A workflow like "run this command before editing the notes page" belongs next to that workflow, with an owner and a reason it exists.
## Notes editor procedure
Applies to: apps/web/src/app/admin/notes
Before changing image upload behavior:
- verify pasted images
- verify drag-and-drop images
- verify preview and write mode render the same image size
If a procedure changes often, breaks often, or only applies to one part of the repo, do not bury it in global agent instructions.
Delete cleverness first.The more clever a workaround is, the more likely it becomes invisible debt. Hooks, aliases, prompt tricks, and special-case skills need extra suspicion.
Review the harness when the model changes.A model upgrade is not just a capability upgrade. It changes what instructions are useful. Some guardrails become unnecessary. Some vague instructions become newly dangerous because the model can now act on them more effectively.
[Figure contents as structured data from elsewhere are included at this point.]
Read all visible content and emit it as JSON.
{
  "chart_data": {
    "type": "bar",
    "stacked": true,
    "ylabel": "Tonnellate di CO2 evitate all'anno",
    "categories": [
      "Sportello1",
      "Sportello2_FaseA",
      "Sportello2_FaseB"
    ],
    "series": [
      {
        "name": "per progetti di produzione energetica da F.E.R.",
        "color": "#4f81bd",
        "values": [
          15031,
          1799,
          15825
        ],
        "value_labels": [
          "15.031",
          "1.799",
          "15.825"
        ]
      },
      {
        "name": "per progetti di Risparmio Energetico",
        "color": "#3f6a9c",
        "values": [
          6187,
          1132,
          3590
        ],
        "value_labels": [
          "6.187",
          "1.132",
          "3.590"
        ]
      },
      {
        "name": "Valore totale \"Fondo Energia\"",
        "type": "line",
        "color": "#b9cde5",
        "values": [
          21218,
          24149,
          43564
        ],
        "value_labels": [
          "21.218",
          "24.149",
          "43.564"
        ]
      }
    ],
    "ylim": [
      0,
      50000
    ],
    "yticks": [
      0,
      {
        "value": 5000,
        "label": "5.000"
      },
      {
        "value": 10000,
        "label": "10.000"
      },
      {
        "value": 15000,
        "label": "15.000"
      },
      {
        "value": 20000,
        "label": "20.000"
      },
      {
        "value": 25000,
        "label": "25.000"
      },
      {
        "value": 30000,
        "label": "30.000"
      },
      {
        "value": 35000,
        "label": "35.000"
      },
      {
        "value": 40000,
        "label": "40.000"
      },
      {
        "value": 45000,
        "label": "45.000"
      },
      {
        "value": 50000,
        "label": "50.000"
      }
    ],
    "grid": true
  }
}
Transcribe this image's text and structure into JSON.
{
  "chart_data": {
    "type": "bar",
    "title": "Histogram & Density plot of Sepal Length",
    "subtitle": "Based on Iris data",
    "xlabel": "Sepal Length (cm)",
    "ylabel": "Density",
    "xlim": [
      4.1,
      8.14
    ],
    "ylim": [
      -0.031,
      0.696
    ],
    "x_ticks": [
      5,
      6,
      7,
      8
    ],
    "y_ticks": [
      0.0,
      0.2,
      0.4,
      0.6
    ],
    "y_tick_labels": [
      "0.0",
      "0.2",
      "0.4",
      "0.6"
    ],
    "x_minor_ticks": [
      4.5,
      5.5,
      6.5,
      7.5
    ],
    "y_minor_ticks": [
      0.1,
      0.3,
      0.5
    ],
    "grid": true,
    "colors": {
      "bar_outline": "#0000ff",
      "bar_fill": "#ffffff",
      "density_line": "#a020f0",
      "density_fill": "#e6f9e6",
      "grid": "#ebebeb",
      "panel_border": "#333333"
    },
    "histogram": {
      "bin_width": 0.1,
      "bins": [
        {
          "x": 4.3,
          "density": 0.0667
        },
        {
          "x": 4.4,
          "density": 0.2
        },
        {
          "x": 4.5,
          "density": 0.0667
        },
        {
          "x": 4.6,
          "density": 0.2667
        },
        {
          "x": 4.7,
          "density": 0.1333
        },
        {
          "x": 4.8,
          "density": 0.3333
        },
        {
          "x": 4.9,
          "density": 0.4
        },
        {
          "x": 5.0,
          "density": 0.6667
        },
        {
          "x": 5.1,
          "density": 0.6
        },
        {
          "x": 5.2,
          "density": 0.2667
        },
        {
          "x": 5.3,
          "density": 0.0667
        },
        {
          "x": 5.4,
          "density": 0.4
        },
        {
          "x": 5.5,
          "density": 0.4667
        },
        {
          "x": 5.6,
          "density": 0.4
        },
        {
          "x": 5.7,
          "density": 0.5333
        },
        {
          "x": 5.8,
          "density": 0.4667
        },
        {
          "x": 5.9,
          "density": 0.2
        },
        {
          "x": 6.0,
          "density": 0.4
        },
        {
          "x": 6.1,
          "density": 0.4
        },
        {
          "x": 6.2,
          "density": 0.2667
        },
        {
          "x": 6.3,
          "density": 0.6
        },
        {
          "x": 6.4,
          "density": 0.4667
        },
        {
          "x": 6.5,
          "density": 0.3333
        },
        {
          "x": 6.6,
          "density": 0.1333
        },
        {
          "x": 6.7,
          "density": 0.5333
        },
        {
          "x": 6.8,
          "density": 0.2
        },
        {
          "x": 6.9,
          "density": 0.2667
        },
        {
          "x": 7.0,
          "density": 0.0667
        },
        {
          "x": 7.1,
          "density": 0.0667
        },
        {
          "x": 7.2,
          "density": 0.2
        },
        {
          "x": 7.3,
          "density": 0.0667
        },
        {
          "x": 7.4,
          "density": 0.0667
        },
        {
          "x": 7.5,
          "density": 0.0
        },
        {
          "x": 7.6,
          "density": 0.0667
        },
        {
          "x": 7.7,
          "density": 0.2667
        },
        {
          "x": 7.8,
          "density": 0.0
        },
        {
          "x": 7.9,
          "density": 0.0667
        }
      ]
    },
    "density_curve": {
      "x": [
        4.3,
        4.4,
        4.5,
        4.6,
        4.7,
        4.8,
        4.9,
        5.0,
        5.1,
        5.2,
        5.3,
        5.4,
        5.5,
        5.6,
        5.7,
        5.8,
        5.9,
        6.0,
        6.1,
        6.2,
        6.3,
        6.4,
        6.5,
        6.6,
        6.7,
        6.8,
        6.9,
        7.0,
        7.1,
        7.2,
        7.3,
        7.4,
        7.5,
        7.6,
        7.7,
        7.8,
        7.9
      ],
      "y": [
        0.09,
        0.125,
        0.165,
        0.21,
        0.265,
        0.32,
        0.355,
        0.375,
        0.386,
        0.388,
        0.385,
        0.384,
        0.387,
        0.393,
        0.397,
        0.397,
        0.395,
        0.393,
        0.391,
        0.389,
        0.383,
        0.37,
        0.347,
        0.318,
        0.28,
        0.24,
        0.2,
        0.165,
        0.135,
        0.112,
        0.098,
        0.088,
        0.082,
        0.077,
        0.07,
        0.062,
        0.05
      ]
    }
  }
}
Keep proof paths explicit.The agent should know how work gets proven: tests, builds, screenshots, logs, review surfaces. But those proof paths need maintenance too. A stale validation command is worse than no command because it creates fake confidence.
The Cost Moves To Coherence
The hard part is not getting agents to write more code. That part is getting cheaper.
The hard part is keeping the system coherent while more code, prompts, hooks, rules, and workflows are being produced.
That is less glamorous than another demo of an agent generating a feature from a sentence. But it is probably where a lot of the real leverage is.
Once agents can make changes quickly, the expensive part is not generation.
The expensive part is keeping the system coherent after generation gets cheap.
Agent config is one of the places that coherence either survives or quietly decays.